Nokia, contoh yang bagus untuk sebuah die harder, keras kepala, yang akhirnya juga tersingkir. Siapa yang tidak mengenal Nokia pada waktu awal-awal handphone booming? Nokia sebuah merk yang membuat banyak orang terobsesi memilikinya. Harganya mahal, modelnya selalu menjadi trendsetter. Waktu itu, merk Samsung kwalitas produknya masih seperti baru belajar bikin hape, jelek dan tidak dilirik orang. Dan datanglah system Android, sang Game Changer, yang membalikkan semua keadaan.
Nokia bersikeras tidak mau memakai Android, dia menawarkan platform berbeda, Windows! Walaupun sudah terbukti handphone Android semakin merajai, Nokia tetap bergeming, dan akhirnya tersungkur!
Yang harus kita sadari, kepekaan pada sekitar, tidak selamanya kebiasaan kita atau bisnis kita akan berada pada zona nyaman, selalu melakukan evaluasi dan beradaptasi pada perkembangan sekitar!

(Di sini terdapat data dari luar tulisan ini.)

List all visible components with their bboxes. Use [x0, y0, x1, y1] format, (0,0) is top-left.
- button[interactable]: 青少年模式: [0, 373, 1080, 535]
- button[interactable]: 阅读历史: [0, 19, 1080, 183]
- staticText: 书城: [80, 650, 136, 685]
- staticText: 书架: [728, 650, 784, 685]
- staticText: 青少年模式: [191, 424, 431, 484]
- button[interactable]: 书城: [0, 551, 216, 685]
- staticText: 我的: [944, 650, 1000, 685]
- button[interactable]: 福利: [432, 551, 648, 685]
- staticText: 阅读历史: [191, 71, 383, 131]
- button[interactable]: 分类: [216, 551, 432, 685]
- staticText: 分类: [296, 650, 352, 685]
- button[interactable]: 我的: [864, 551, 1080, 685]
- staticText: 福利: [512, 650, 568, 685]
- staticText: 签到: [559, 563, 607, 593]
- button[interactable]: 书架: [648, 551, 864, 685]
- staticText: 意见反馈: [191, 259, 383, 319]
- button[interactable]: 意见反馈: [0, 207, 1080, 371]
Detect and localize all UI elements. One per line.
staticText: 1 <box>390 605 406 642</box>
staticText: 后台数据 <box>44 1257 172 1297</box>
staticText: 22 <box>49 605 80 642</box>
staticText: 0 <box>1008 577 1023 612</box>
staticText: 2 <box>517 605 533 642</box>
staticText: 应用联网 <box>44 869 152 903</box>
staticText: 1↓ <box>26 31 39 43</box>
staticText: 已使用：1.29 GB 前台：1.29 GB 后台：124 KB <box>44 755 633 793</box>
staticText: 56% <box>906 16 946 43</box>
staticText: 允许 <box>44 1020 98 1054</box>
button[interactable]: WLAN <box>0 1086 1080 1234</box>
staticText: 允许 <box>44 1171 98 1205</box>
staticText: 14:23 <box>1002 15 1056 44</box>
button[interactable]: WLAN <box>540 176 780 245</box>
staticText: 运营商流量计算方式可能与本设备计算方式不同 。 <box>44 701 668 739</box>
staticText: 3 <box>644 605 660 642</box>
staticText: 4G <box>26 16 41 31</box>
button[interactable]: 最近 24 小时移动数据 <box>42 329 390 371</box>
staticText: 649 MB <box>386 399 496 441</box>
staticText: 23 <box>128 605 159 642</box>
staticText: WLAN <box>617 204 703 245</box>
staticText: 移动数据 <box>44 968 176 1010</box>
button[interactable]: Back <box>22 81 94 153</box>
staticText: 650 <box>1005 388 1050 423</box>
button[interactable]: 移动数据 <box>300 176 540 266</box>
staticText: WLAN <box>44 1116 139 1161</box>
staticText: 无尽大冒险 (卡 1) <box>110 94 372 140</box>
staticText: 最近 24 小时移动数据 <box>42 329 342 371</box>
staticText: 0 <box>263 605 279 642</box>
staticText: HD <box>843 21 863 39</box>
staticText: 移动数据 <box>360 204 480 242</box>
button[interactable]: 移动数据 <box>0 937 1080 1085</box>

Mobil berbahan bakar minyak mungkin akan segera berakhir, diganti dengan mobil listrik. Bisnis minyak sendiripun sepertinya kejayaannya mulai pudar, diganti dengan energy alternative yang lebih ramah lingkungan. Sepertinya, sekolah klasikal dengan pola yang tidak berubah setelah ratusan tahun, juga akan berubah, diganti dengan homeschooling atau e-learning yang lebih sesuai dengan kebutuhan masing-masing anak didik. Semua berubah, tidak ada yang abadi!